Nicolás Maduro voltou nesta quinta-feira (26.mar.2026) a um tribunal federal em Nova York, acompanhado da esposa, Cilia Flores. O juiz Alvin Hellerstein rejeitou o pedido de arquivamento do caso apresentado pela defesa.
Os advogados argumentaram que o bloqueio de recursos do governo venezuelano impede o pagamento dos honorários e viola a 6ª Emenda, que garante o direito a defesa. O magistrado, porém, afirmou que isso não justifica encerrar a ação.
Maduro, de 63 anos, e Flores, de 69, estavam com uniforme prisional bege e fones para tradução. A audiência ocorreu em Manhattan, com forte aparato de segurança e manifestações de manifestantes de ambos os lados, fora do tribunal.
A promotoria reiterou que os réus podem usar apenas recursos próprios, não valores de terceiros, para financiar a defesa. Os advogados destacaram a necessidade de acesso a fundos públicos da Venezuela para arcar com os custos.
O caso envolve acusações de narcoterrorismo, tráfico de drogas, posse de armas e corrupção. Maduro enfrenta quatro acusações, incluindo conspiração para enviar cocaína aos EUA. Flores responde a acusações semelhantes.

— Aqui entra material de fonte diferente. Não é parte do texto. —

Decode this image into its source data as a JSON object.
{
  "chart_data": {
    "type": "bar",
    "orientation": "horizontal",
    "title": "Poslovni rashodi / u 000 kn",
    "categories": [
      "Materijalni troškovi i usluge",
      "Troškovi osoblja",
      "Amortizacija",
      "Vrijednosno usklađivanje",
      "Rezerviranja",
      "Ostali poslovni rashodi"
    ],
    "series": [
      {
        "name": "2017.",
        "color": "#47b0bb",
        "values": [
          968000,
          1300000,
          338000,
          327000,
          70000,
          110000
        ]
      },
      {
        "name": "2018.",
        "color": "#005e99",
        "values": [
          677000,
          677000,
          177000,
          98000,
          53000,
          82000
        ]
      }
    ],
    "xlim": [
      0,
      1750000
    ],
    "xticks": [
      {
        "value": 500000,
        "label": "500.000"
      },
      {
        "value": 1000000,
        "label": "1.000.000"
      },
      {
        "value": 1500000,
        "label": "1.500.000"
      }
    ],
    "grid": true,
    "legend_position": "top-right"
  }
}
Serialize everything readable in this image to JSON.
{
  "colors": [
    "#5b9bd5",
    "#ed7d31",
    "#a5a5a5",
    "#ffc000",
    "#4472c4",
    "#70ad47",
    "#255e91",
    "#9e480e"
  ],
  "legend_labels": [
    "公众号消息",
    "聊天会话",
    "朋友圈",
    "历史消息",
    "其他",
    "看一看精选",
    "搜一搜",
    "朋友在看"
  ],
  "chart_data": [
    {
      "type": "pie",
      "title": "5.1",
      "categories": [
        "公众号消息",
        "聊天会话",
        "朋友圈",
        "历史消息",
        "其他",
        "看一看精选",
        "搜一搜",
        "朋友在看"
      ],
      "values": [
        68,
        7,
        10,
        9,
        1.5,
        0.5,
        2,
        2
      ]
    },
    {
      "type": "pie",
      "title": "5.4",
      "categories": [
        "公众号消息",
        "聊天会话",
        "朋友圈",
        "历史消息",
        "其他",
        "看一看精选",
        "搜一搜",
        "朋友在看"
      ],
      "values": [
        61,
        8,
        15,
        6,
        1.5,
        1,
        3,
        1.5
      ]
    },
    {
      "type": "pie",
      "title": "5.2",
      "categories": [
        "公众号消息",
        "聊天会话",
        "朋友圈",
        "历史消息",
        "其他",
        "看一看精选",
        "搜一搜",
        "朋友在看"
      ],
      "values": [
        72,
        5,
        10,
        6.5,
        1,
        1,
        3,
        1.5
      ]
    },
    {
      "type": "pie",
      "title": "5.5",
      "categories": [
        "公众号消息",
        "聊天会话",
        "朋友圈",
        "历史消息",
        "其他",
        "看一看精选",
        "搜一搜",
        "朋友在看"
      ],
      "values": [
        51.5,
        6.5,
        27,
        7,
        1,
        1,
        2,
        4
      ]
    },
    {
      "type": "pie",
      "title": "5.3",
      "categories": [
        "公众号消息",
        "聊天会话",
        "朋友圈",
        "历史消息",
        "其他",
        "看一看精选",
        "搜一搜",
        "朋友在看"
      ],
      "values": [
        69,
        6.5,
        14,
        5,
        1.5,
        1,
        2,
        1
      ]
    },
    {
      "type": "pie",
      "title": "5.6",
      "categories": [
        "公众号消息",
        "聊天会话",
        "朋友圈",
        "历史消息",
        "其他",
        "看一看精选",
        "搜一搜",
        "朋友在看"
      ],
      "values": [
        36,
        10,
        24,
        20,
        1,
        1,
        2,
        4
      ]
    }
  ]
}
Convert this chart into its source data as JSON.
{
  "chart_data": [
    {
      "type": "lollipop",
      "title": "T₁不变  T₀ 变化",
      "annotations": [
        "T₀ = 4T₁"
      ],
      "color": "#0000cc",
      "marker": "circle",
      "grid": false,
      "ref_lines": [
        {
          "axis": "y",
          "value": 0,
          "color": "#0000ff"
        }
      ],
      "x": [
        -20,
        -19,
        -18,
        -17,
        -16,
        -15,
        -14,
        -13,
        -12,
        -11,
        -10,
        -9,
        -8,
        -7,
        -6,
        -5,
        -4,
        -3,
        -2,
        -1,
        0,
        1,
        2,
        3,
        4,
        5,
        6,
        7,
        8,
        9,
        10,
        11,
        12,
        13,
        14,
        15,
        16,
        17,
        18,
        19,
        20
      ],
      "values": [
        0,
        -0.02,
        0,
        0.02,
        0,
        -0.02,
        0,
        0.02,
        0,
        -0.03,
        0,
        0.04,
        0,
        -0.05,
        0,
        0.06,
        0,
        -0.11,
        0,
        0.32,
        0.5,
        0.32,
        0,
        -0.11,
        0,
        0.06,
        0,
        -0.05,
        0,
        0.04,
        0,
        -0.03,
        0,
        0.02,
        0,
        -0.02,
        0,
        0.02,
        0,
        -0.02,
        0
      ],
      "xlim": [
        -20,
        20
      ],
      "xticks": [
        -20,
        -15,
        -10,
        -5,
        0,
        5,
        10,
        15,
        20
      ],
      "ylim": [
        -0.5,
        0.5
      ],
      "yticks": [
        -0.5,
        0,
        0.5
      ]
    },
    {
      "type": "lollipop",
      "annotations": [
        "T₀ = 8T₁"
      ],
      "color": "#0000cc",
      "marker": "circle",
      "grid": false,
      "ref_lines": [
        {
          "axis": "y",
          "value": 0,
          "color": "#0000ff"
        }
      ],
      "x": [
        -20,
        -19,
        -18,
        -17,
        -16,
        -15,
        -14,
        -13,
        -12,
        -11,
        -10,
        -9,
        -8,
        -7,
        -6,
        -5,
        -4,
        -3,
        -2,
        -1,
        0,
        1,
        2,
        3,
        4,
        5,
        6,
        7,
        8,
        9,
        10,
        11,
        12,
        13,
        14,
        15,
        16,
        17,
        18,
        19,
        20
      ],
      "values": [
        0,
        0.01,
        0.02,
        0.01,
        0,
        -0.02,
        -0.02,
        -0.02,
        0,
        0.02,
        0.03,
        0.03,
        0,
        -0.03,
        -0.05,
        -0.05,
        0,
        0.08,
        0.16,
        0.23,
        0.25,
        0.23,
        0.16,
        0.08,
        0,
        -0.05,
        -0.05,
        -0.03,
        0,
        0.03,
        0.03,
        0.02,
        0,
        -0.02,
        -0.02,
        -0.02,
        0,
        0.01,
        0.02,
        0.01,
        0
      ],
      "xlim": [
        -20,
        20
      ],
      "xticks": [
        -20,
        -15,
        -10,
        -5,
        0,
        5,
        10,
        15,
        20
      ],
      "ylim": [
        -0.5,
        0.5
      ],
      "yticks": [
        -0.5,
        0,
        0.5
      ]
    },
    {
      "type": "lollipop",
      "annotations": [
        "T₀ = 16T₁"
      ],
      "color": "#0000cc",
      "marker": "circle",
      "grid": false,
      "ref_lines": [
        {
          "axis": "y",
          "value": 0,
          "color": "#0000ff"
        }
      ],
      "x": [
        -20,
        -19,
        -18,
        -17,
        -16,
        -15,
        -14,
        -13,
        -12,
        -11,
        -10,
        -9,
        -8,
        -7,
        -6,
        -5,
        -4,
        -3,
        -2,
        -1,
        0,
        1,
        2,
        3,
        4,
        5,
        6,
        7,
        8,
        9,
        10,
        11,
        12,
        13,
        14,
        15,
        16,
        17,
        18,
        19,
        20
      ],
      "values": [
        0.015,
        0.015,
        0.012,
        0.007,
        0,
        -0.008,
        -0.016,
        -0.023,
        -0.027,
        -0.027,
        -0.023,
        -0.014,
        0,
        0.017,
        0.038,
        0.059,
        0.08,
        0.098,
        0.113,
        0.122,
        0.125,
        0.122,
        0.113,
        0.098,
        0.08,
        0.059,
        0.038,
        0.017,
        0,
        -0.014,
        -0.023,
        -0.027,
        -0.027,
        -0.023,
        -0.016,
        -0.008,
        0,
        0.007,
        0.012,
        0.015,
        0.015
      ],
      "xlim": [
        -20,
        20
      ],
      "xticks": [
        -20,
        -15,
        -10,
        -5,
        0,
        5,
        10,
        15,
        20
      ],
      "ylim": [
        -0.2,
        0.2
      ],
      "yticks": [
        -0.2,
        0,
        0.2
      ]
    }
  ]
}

Também foi discutido o bloqueio de ativos autorizado pelo OFAC, do Departamento do Tesouro dos EUA. A liberação de recursos ocorreu brevemente em fevereiro e foi revogada, gerando a contestação da defesa.
Promotores pediram que Maduro e Flores não compartilhem provas com quatro acusados foragidos, entre eles o filho de Maduro e autoridades venezuelanas. Há risco apontado de intimidação de testemunhas e destruição de evidências.
O julgamento pode levar de 1 a 2 anos para iniciar. Enquanto isso, Maduro permanece detido em ala de segurança máxima no Brooklyn. O caso ganha atenção internacional pela gravidade das acusações e pelo uso de sanções financeiras como pressão.